Mas apesar de todos esses e muitos outros argumentos, tenho procurado esforçar-me para não acreditar em tão pouca ética da generalidade dos meus compatriotas e sempre quis acreditar que, nas eleições, os votos fossem expressos conscientemente para escolher os melhores representantes e defensores dos seus legítimos interesses colectivos, do ponto de vista ético, técnico e cultural e que os eleitos usassem os melhores critérios para escolher os seus colaboradores a fim de bem desempenharem as funções que lhes foram confiadas.
Mas esse meu esforço de credulidade não conseguiu ser suficiente para afastar dúvidas. Por exemplo, não compreendo que os governantes criem défices permanentes e, para procurarem evitar o seu crescimento astronómico, usem o truque já muito gasto de irem aos nossos bolsos de toda a forma e feitio. É que pensava que eles se preocupavam, prioritariamente, em melhorar a nossa qualidade de vida em todos os seus variados aspectos.

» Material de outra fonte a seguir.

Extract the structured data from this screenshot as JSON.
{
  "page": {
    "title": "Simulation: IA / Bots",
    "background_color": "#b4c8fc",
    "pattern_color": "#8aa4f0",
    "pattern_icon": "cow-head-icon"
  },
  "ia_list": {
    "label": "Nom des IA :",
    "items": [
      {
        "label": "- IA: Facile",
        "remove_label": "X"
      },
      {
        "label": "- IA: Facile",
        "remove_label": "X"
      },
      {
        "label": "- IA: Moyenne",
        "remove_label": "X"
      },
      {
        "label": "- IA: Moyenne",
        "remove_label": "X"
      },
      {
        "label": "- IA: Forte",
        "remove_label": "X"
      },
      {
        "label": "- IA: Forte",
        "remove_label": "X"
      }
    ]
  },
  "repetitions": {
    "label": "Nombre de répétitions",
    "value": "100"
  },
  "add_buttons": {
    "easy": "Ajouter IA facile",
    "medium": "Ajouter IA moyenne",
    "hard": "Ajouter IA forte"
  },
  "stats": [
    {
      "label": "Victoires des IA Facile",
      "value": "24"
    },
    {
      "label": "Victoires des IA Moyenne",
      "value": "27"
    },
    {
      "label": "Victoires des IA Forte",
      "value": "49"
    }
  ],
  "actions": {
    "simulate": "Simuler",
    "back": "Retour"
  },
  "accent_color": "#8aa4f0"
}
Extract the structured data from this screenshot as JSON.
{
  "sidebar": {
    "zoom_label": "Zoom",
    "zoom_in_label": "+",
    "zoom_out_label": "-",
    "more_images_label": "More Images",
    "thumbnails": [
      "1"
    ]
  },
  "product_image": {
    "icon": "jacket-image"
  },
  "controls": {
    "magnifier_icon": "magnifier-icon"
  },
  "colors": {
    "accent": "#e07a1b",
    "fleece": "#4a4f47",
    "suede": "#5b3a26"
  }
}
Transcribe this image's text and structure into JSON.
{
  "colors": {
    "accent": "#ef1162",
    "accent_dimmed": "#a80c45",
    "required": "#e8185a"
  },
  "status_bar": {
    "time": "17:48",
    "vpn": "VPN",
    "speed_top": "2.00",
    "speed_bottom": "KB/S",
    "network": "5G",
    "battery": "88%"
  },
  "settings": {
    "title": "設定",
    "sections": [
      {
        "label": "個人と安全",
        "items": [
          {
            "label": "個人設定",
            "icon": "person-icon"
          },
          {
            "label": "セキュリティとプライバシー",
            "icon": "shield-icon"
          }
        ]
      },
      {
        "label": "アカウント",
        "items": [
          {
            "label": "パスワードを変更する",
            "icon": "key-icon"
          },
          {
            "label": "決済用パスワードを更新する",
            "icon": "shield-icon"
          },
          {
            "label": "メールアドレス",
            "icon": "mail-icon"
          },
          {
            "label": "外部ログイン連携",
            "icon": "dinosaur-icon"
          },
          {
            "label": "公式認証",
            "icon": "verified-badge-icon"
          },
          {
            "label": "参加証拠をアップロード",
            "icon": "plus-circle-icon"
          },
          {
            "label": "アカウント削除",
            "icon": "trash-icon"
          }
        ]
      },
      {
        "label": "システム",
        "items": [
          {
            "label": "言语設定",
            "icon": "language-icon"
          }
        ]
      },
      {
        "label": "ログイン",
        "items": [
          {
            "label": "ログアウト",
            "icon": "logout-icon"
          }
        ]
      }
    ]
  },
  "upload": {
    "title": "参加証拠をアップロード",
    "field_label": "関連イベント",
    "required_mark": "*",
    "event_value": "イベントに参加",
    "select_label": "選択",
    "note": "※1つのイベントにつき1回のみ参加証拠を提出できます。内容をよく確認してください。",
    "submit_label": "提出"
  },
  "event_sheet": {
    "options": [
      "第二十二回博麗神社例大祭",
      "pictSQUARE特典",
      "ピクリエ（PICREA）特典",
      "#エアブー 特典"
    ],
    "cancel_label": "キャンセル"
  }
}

E, desta forma, a ilusão ia desaparecendo, com frequentes notícias de abusos do Poder no sentido do enriquecimento ilegítimo (como dizia João Cravinho, antes de ser «exilado») de governantes e seus apaniguados e cúmplices, das autarquias e instituições sentadas á mesa do erário.
Mas a democracia, apesar de muitos defeitos, permite alguma transparência ocasional, principalmente quando à frente do Tribunal de Contas se encontra um homem honesto e patriota. E, por isso, graças a essa Instituição que leva a sério a sua função, soube-se agora que numa auditoria do Tribunal de Contas (TC) aos vencimentos e remunerações acessórias dos gestores empresas municipais se concluiu que metade dos seus administradores receberam, durante 2003 e 2004, vencimentos e despesas de representação que excederam os limites impostos pela Lei.
O TC concluiu ainda que em quase 30% das empresas municipais, onde os administradores acumularam essas funções com as de autarcas locais, os seus salários conjuntos ultrapassaram em 75% o vencimento máximo do Presidente da República, incluindo despesas de representação. Além dos vencimentos, o TC encontrou inúmeras irregularidades na utilização de viaturas, de cartões de crédito e de telefone de serviço, tendo em quase um terço das empresas sido atribuídas viaturas de serviço a membros do conselho de administração, "para uso pessoal ou indiferenciado" sem que esse benefício estivesse previsto na Lei ou sequer, autorizado". Acresce ser frequente gestores destas empresas decidirem o valor dos seus próprios salários e remunerações acessórias.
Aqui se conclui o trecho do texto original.